Weather by Jenny Offill


Fiction / Sunday, July 5th, 2020

If the world as we know it were to end tomorrow, would you be able to take care of yourself? (I think the lockdown gave us all a glimpse of helplessness, but still) Can you light a fire? Do you know which mushrooms are poisonous? How to catch fish without a spinner? Wait, forget about all that, can you point north right now?

In America, there are people who can do all that, called preppers, because they prepare for the end of the world. On dedicated forums they exchange tips, share lists of necessities; in the wild they practice short survival stays. It’s a trend that’s growing in popularity. Jenny Offill writes about climate anxiety brewing in America, affecting everyone, amongst them Lizzie – a middle-aged librarian, with toned down ambitions and amplified worries about family and her drug addicted brother. The novel is written in first person, with scattered pieces of dialogue and information extracts, and Lizzie sounds humble, funny and worried.

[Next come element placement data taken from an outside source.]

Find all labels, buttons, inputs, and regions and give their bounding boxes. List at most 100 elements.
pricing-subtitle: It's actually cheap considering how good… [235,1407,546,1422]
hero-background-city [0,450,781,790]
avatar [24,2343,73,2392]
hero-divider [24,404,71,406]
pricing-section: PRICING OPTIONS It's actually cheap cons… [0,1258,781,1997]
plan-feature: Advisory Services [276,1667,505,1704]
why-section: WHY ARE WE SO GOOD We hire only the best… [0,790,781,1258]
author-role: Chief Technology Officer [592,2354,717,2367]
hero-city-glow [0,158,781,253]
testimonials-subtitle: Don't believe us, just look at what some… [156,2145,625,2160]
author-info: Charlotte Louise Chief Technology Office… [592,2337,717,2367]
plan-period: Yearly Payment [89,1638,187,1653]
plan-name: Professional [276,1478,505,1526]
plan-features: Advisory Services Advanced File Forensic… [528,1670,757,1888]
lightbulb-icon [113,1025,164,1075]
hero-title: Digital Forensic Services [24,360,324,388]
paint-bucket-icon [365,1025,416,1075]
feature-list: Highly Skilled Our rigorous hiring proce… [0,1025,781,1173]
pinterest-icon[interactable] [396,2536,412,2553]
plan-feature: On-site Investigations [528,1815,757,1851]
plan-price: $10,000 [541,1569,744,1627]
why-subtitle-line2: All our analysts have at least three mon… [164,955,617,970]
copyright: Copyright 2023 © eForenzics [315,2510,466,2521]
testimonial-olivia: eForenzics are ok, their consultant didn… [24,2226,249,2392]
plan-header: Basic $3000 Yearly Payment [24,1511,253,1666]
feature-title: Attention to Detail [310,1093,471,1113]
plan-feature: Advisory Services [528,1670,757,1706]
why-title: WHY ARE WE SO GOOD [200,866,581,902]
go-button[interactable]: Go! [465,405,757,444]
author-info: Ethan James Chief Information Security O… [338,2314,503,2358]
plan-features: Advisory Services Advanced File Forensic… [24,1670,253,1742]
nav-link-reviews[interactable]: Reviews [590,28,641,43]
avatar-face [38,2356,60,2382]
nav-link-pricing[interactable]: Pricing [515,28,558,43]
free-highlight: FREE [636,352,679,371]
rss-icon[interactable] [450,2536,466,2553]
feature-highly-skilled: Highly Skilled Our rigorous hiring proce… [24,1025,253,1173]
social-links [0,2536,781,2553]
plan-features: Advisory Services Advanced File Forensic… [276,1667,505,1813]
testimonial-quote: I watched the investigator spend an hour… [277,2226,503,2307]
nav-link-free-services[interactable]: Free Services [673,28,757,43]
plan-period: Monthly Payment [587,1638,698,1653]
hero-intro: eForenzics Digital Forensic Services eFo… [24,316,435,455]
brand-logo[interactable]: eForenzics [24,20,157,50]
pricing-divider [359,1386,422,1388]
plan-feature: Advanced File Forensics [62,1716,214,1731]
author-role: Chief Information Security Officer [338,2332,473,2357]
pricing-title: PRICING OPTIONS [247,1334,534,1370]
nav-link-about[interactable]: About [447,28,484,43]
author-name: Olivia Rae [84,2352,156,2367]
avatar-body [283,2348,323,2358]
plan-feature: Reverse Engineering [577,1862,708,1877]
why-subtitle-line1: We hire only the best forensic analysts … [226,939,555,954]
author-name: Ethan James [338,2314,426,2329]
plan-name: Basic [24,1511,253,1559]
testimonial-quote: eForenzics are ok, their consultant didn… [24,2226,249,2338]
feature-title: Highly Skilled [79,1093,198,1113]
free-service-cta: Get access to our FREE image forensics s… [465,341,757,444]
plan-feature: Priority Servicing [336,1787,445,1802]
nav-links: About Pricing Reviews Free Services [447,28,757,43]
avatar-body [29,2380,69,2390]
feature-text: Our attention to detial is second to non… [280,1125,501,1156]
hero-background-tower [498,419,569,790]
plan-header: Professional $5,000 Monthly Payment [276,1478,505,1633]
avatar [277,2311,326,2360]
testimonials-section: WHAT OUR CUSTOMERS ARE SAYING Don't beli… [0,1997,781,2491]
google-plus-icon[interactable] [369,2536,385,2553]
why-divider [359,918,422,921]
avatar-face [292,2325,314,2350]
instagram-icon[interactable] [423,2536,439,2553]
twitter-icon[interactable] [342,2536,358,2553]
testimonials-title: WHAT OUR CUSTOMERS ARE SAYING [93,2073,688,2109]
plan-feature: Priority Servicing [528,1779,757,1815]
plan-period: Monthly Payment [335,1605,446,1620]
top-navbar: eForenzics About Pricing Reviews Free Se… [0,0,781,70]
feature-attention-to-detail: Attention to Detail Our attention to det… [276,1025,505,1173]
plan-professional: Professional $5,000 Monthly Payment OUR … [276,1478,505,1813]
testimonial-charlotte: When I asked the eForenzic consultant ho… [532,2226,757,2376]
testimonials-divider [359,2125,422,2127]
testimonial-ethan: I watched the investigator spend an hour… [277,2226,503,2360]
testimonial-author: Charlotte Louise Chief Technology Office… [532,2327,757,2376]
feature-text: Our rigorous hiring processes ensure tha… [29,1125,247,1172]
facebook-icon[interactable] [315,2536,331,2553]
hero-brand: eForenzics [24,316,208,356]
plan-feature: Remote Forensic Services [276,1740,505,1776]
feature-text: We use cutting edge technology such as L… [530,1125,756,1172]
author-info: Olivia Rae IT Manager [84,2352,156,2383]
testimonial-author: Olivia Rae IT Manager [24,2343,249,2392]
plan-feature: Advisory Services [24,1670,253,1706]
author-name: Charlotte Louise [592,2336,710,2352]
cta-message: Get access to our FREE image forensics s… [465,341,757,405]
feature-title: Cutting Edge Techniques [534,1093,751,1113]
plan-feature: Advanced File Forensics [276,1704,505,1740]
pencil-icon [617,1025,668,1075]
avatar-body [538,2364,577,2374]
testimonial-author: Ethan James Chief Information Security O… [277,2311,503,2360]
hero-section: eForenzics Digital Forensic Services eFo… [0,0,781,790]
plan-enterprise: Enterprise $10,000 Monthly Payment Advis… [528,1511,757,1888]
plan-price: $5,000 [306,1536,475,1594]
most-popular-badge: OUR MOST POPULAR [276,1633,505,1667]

She earns extra income working for an environmental guru, who used to be passionate about the future, but all she wants now is solitude. Lizzie answers the letters she gets from all over the country, a good amount of them from ‘hippies.. all about composting toilets and water conservation and electric cars and how to live lightly on the earth while thinking ahead for seven generations.

The topic of global warming and imminent environmental devastation has been drawing attention for so long with so little actually done that it just became dull. In her Guardian interview, Jenny Offill says ‘I became interested in why I wasn’t more interested”. Isn’t it how most of us feel? Desensitised yet depressed?

I haven’t read a better depiction of climate anxiety, the feeling that we all share and learned to lived with. Weather, a topic that used to serve as a conversation starter, became quite sinister and tricky to talk about.